Pourquoi de telles alliances? Réponse du supporter allemand: «Ça dépend. Dans le cas de Mannheim, Bâle et Braunschweig, les origines remontent à de nombreuses années. Les contacts demeurent malgré le renouvellement des générations de fans.»
Le paradis des «hools»
Un supporter suisse confirme: «Cela fait longtemps que des amitiés transnationales existent dans le monde des tribunes. Dans les années 80 déjà, on voyait des Allemands en balade du côté de Berne, Zurich et Bâle. Pour que ces relations s'établissent, il suffit que des leaders s'apprécient après une rencontre dans un stade, ou qu'ils se découvrent des ennemis communs. Des liens individuels peuvent très vite s'étendre à un groupe, voire à toute une tribune.»
Pour les casseurs étrangers, la Suisse est une aubaine. Le supporter allemand reprend: «En Suisse, la scène des hooligans a grandi jusqu'à devenir un groupe important, une sorte de pouvoir. Le milieu qui gravite autour du FC Bâle n'aurait certainement jamais pu connaître la même évolution en Allemagne.»
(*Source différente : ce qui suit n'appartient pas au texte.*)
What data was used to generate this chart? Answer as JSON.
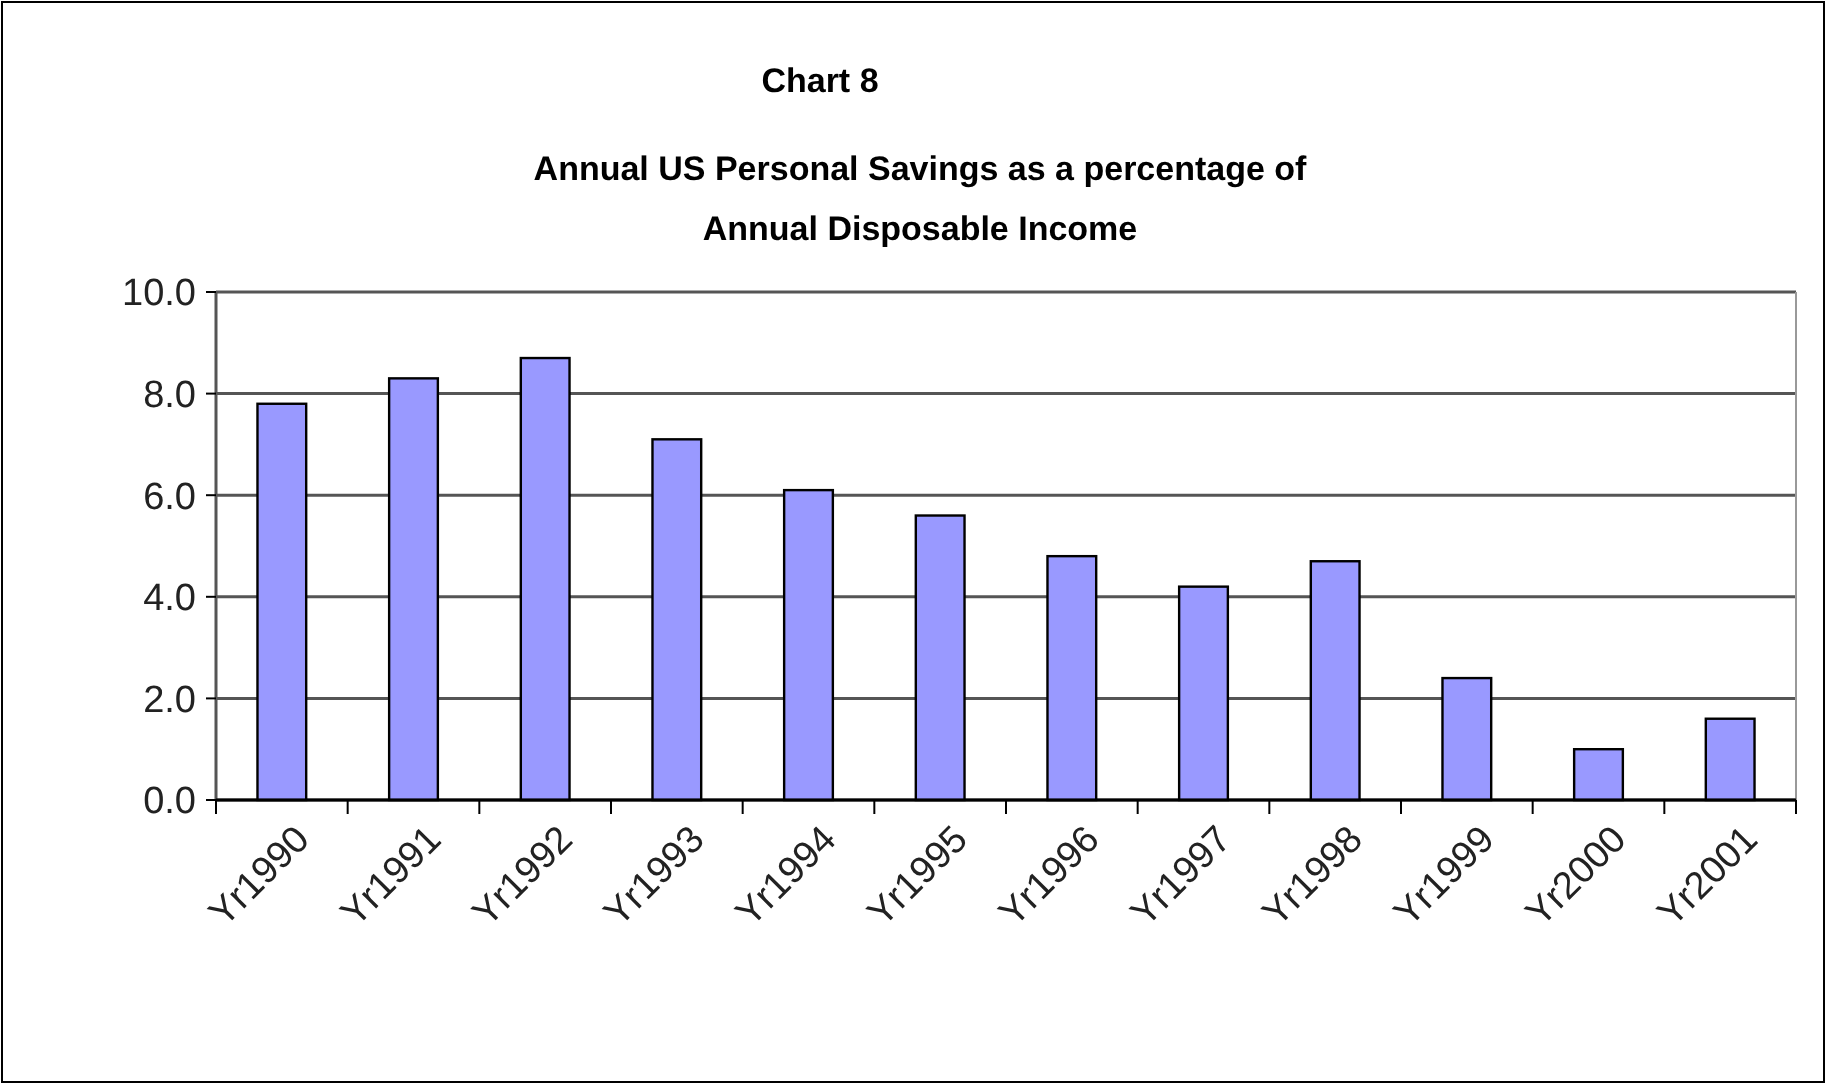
{
  "chart_data": {
    "type": "bar",
    "title": "Chart 8",
    "subtitle": "Annual US Personal Savings as a percentage of Annual Disposable Income",
    "categories": [
      "Yr1990",
      "Yr1991",
      "Yr1992",
      "Yr1993",
      "Yr1994",
      "Yr1995",
      "Yr1996",
      "Yr1997",
      "Yr1998",
      "Yr1999",
      "Yr2000",
      "Yr2001"
    ],
    "values": [
      7.8,
      8.3,
      8.7,
      7.1,
      6.1,
      5.6,
      4.8,
      4.2,
      4.7,
      2.4,
      1.0,
      1.6
    ],
    "color": "#9999ff",
    "ylim": [
      0,
      10
    ],
    "yticks": [
      {
        "value": 0,
        "label": "0.0"
      },
      {
        "value": 2,
        "label": "2.0"
      },
      {
        "value": 4,
        "label": "4.0"
      },
      {
        "value": 6,
        "label": "6.0"
      },
      {
        "value": 8,
        "label": "8.0"
      },
      {
        "value": 10,
        "label": "10.0"
      }
    ],
    "grid": "y"
  }
}
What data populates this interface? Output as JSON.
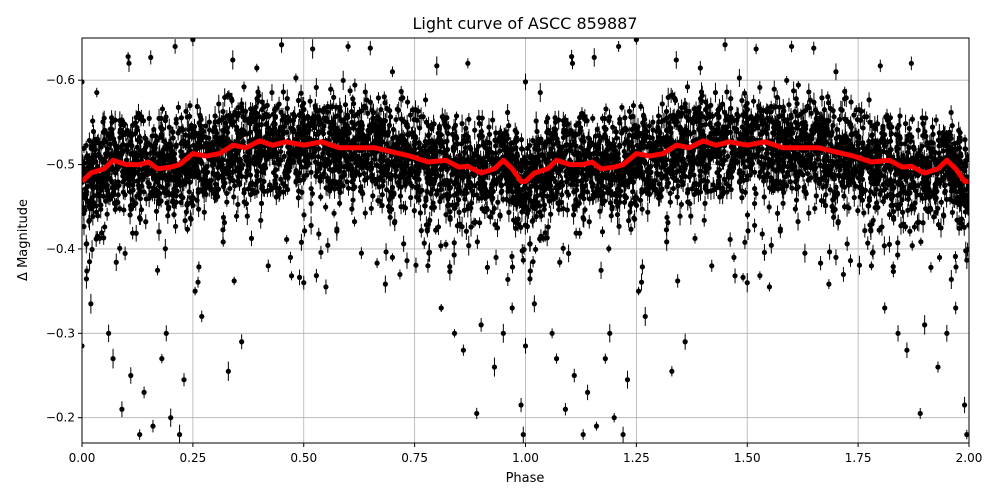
{
  "chart_data": {
    "type": "scatter",
    "title": "Light curve of ASCC 859887",
    "xlabel": "Phase",
    "ylabel": "Δ Magnitude",
    "xlim": [
      0,
      2
    ],
    "ylim": [
      -0.65,
      -0.17
    ],
    "y_inverted": true,
    "grid": true,
    "xticks": [
      "0.00",
      "0.25",
      "0.50",
      "0.75",
      "1.00",
      "1.25",
      "1.50",
      "1.75",
      "2.00"
    ],
    "xtick_values": [
      0,
      0.25,
      0.5,
      0.75,
      1.0,
      1.25,
      1.5,
      1.75,
      2.0
    ],
    "yticks": [
      "−0.6",
      "−0.5",
      "−0.4",
      "−0.3",
      "−0.2"
    ],
    "ytick_values": [
      -0.6,
      -0.5,
      -0.4,
      -0.3,
      -0.2
    ],
    "series": [
      {
        "kind": "scatter-errorbars",
        "color": "#000000",
        "phase_folded_repeat": true,
        "sample_points": [
          [
            0.104,
            -0.628
          ],
          [
            0.106,
            -0.62
          ],
          [
            0.155,
            -0.627
          ],
          [
            0.21,
            -0.64
          ],
          [
            0.25,
            -0.648
          ],
          [
            0.34,
            -0.624
          ],
          [
            0.45,
            -0.642
          ],
          [
            0.52,
            -0.637
          ],
          [
            0.6,
            -0.64
          ],
          [
            0.65,
            -0.638
          ],
          [
            0.7,
            -0.61
          ],
          [
            0.8,
            -0.617
          ],
          [
            0.87,
            -0.62
          ],
          [
            0.05,
            -0.555
          ],
          [
            0.0,
            -0.598
          ],
          [
            0.0,
            -0.285
          ],
          [
            0.02,
            -0.335
          ],
          [
            0.06,
            -0.3
          ],
          [
            0.07,
            -0.27
          ],
          [
            0.09,
            -0.21
          ],
          [
            0.11,
            -0.25
          ],
          [
            0.13,
            -0.18
          ],
          [
            0.14,
            -0.23
          ],
          [
            0.16,
            -0.19
          ],
          [
            0.18,
            -0.27
          ],
          [
            0.19,
            -0.3
          ],
          [
            0.2,
            -0.2
          ],
          [
            0.22,
            -0.18
          ],
          [
            0.23,
            -0.245
          ],
          [
            0.255,
            -0.35
          ],
          [
            0.27,
            -0.32
          ],
          [
            0.33,
            -0.255
          ],
          [
            0.36,
            -0.29
          ],
          [
            0.42,
            -0.38
          ],
          [
            0.47,
            -0.39
          ],
          [
            0.5,
            -0.36
          ],
          [
            0.55,
            -0.355
          ],
          [
            0.63,
            -0.395
          ],
          [
            0.7,
            -0.39
          ],
          [
            0.78,
            -0.38
          ],
          [
            0.81,
            -0.33
          ],
          [
            0.84,
            -0.3
          ],
          [
            0.86,
            -0.28
          ],
          [
            0.89,
            -0.205
          ],
          [
            0.9,
            -0.31
          ],
          [
            0.93,
            -0.26
          ],
          [
            0.95,
            -0.3
          ],
          [
            0.97,
            -0.33
          ],
          [
            0.99,
            -0.215
          ],
          [
            0.995,
            -0.18
          ]
        ]
      },
      {
        "kind": "binned-mean-line",
        "color": "#ff0000",
        "phase_folded_repeat": true,
        "x": [
          0.0,
          0.02,
          0.05,
          0.07,
          0.1,
          0.13,
          0.15,
          0.17,
          0.2,
          0.22,
          0.25,
          0.28,
          0.31,
          0.34,
          0.37,
          0.4,
          0.43,
          0.46,
          0.5,
          0.54,
          0.58,
          0.62,
          0.66,
          0.7,
          0.74,
          0.78,
          0.82,
          0.85,
          0.87,
          0.9,
          0.93,
          0.95,
          0.97,
          0.99,
          1.0
        ],
        "y": [
          -0.48,
          -0.49,
          -0.495,
          -0.505,
          -0.5,
          -0.5,
          -0.503,
          -0.495,
          -0.497,
          -0.5,
          -0.513,
          -0.51,
          -0.513,
          -0.523,
          -0.52,
          -0.528,
          -0.523,
          -0.527,
          -0.523,
          -0.527,
          -0.52,
          -0.52,
          -0.52,
          -0.515,
          -0.51,
          -0.503,
          -0.505,
          -0.497,
          -0.498,
          -0.49,
          -0.495,
          -0.505,
          -0.495,
          -0.48,
          -0.48
        ]
      }
    ]
  }
}
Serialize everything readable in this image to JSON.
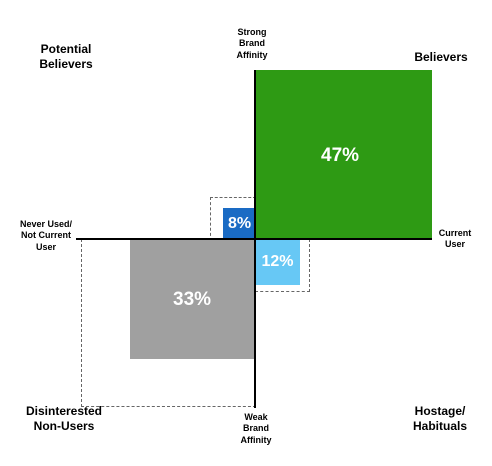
{
  "quadrants": {
    "top_left": "Potential\nBelievers",
    "top_right": "Believers",
    "bottom_left": "Disinterested\nNon-Users",
    "bottom_right": "Hostage/\nHabituals"
  },
  "axes": {
    "top": "Strong\nBrand\nAffinity",
    "bottom": "Weak\nBrand\nAffinity",
    "left": "Never Used/\nNot Current\nUser",
    "right": "Current\nUser"
  },
  "segments": {
    "believers": {
      "value": "47%",
      "color": "#2e9a14"
    },
    "disinterested": {
      "value": "33%",
      "color": "#a0a0a0"
    },
    "hostage": {
      "value": "12%",
      "color": "#67c8f5"
    },
    "potential": {
      "value": "8%",
      "color": "#1a6bc4"
    }
  }
}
L'internaute allemand s'explique: «Chez nous, les procédures contre les hooligans ou contre la «pyro» (ndlr: les flambeaux) dans les stades sont beaucoup plus sévères. On est confronté à une police spécialisée, à des unités de police surdimensionnées dans l'enceinte et autour du stade, à des Securitas dans les gares… C'est pour ça que de nombreux jeunes fans s'orientent vers la scène bâloise.»
Polices en chasse
Là encore, le supporter suisse est d'accord: «Les «hools» étrangers viennent passer un «bon moment» dans notre paisible Helvétie. Ses policiers sont moins rugueux que leurs homologues de l'étranger. En Suisse, ils peuvent s'amuser à moindre risque.» Polices et douanes ne sont pourtant pas inactives. Elles se renseignent. Patrick Gantenbein, porte-parole du Corps des gardes-frontière à Bâle, souligne que les grands matchs sont, à une échelle très réduite, des événements qui mobilisent les mêmes intervenants que la contestation du World Economic Forum de Davos. Aussi les Suisses sont-ils en contact avec la police du Bade Wurtemberg et la «Bundesgrenzschutz», la police des frontières allemande.
Il reste très difficile de recenser les milieux hooligans, qui se renouvellent rapidement. Mais leurs effectifs resteraient très limités. «A l'occasion du match entre Zurich et Bâle qui avait provoqué des échauffourées à fin octobre, nous avons été informés par la police allemande que dix à douze personnes avaient l'intention de venir en Suisse», relève Patrick Gantenbein. Mais certains Allemands seraient venus quelques jours plus tôt. Les voyages ne se prépareraient plus sur Internet, trop peu sûr, mais par téléphones portables.
L'Euro 2008 ne manque pas d'inquiéter les polices suisses. «D'autant qu'on réduit nos effectifs», se désole Patrick Gantenbein.